[Bioclusters] BLAST job time estimates

Tim Cutts bioclusters@bioinformatics.org
Tue, 1 Jun 2004 14:00:07 +0100


On 1 Jun 2004, at 1:33 pm, Micha Bayer wrote:

> Hi Tim,
>
> thanks for that. Can you just clarify what n and m are in your response
> below?

For a given pair of sequences being aligned, n & m are the lengths of 
the two sequences.  So in the case of your blast search, you need to 
know the lengths of the largest query sequence and the largest target 
sequence.

> It looks like I stuck with doing the time prediction because we are
> plugging into an existing cluster with existing rules, much as I would
> like to avoid this issue altogether.... :-)

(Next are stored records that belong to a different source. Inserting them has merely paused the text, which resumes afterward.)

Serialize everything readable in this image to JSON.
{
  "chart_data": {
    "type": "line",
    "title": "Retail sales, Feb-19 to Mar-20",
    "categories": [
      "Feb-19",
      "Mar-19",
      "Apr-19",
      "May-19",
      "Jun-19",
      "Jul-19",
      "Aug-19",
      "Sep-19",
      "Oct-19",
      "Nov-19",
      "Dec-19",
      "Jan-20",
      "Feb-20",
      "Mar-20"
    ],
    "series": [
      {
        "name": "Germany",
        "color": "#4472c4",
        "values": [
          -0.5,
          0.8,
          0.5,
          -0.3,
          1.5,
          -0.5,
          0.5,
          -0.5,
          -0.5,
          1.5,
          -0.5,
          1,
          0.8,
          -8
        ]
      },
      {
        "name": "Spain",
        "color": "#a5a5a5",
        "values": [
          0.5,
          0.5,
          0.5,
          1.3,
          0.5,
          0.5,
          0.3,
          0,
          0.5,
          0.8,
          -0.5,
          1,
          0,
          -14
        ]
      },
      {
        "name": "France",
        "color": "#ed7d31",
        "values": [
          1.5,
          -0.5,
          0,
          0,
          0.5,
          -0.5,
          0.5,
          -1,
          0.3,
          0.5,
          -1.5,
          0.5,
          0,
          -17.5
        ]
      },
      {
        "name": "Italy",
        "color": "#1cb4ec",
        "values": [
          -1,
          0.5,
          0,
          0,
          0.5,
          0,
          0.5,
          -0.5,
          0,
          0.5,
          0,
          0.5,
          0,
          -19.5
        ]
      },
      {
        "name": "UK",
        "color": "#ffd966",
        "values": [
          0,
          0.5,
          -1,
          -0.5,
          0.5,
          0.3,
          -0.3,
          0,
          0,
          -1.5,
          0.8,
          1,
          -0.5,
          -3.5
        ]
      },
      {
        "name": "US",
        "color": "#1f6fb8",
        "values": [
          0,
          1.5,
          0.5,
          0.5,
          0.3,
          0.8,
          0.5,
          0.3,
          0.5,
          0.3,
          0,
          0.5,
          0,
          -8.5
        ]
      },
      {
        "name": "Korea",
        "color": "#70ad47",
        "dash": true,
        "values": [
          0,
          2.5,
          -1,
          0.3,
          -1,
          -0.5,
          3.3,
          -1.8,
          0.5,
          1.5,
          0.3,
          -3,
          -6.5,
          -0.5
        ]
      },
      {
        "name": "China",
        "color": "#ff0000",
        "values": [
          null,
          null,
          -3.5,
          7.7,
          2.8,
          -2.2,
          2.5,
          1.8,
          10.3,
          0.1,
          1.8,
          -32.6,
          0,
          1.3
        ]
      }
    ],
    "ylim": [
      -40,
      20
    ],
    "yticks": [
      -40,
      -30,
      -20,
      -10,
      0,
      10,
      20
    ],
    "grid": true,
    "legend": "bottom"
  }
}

All I can suggest then is an iterative procedure - submit jobs with a 
very conservative estimate of CPU time.  They'll get low priority, but 
that's better than them being killed because they've been running too 
long.  Then reduce the requirement when you've got a feel for the real 
requirements of the job.

Tim

PS.  I wish the powers that be would let me be as draconian with our 
cluster as your guys are.  It would solve a whole heap of trouble.  :-)

-- 
Dr Tim Cutts
Informatics Systems Group
Wellcome Trust Sanger Institute
Hinxton, Cambridge, CB10 1SA, UK